Classification of BP status according to the fourth Task Report and the European Society of Hypertension guidelines is based on cut-off points for SBP and/or DBP. We also present the percentiles of mean arterial pressure. A ‘Gold standard’ BP measurement is still based on an auscultatory measurement. However, it should be noted that at the present, the diagnosis of arterial hypertension is usually confirmed by ambulatory blood pressure monitoring. Moreover, most ambulatory blood pressure monitoring devices measure BP using oscillometric method. Oscillometric method determines MAP at a point of maximum oscillation of the arterial wall while decreasing cuff pressure. SBP and DBP are calculated relative to MAP according to the manufacturer’s proprietary algorithm. For this reason, we considered the presentation of MAP percentiles of ambulatory BP readings to be of importance for clinical assessment of BP in children. Comparison of BP percentiles fitted with the use of samples with and without overweight children showed differences in SBP, DBP and MAP percentiles, which were slight for the median, increasing with higher BP percentiles and more pronounced with increasing age and height. Although our analysis showed slight differences in SBP, DBP and MAP percentiles between total sample (including overweight subjects) and the sample limited to the non-overweight children, it should be noted that assessing paediatric weight and applying the definition of overweight is not straightforward, particularly in a population of the youngest (preschool) children.24 There are differences between applicable categories of overweight. In our analysis, we used standard criteria adopted by International Obesity Task Force. Neuhauser et al.18 used German reference system by Kromeyer-Hauschild et al.25 where BMI>90th percentile (for gender and age) was categorised as overweight. Small differences between BP percentiles developed for the general population and for normal-weight children aged 3–6 years and lack of uniform cut-off points for defining overweight in children suggests that in preschool children, the BP references calculated from general population sample may be used.

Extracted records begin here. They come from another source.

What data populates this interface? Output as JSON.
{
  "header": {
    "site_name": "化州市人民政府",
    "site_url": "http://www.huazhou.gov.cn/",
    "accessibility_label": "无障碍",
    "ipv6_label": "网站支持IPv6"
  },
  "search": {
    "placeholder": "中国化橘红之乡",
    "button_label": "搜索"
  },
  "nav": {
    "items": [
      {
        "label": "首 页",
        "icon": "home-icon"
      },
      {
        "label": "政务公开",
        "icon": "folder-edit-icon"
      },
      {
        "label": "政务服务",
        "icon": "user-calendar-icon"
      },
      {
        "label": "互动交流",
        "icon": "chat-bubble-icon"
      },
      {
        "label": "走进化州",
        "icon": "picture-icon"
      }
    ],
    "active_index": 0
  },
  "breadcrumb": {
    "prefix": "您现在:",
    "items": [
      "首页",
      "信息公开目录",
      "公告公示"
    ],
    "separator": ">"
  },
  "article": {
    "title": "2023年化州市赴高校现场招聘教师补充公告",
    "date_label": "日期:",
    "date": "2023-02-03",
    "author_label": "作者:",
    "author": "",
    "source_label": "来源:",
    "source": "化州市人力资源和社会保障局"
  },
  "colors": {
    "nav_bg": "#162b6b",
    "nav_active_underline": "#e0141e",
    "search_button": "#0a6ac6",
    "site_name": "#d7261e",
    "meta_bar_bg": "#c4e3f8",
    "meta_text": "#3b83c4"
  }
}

In conclusion, we present oscillometric BP references for preschool children based on data obtained from representative sample of children aged 3–6 years and fitted using the QR model, which offered flexibility and good fit model. We found differences between the OLA study and the fourth report, German and the IDEFICS study references.

Limitation of the study

Uncertainty as to the early childhood overweight and obesity definition.

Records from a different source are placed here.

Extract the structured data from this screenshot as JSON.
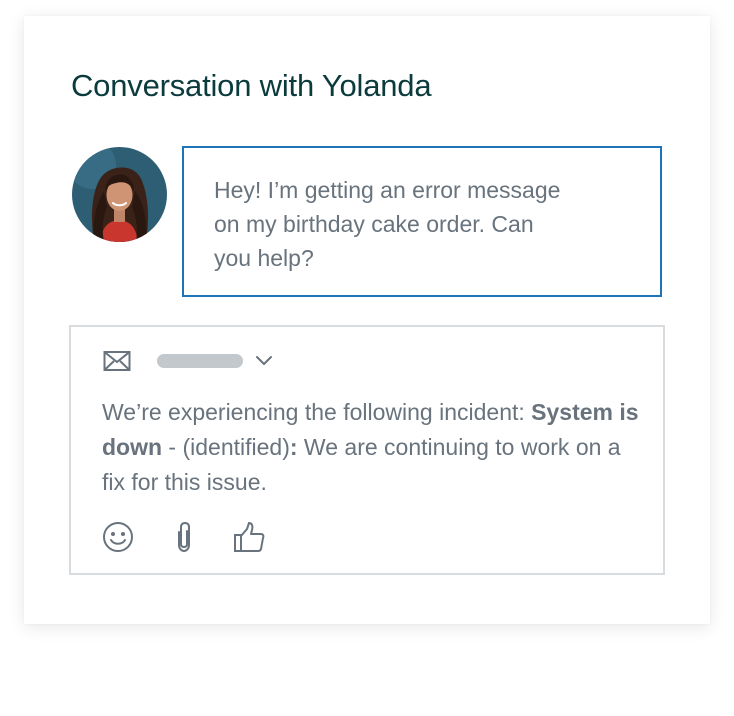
{
  "conversation": {
    "title": "Conversation with Yolanda"
  },
  "incoming_message": {
    "text": "Hey! I’m getting an error message\non my birthday cake order. Can\nyou help?"
  },
  "composer": {
    "channel_icon": "mail-icon",
    "reply": {
      "intro": "We’re experiencing the following incident:",
      "incident_name": "System is down",
      "separator": " - (identified)",
      "colon": ":",
      "detail": " We are continuing to work on a fix for this issue."
    },
    "toolbar_icons": [
      "smiley-icon",
      "paperclip-icon",
      "thumbs-up-icon"
    ]
  },
  "colors": {
    "title": "#0b3b3c",
    "accent_border": "#1f73b7",
    "body_text": "#68737d",
    "composer_border": "#d8dcde",
    "icon": "#68737d",
    "placeholder_pill": "#c2c8cc"
  }
}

Lack of significance testing of differences in the comparison of the 90th and 95th SBP and DBP reference percentiles for the corresponding height with the United States, German and IDEFICS study BP references.

Strengths of the study

Large, nationally representative sample of preschool children.

Use of a validated oscillometric device to measure BP.

Robust statistical methods to construct BP percentiles and enabling conversion to BP z-score.

Statistically confirmed percentile fit.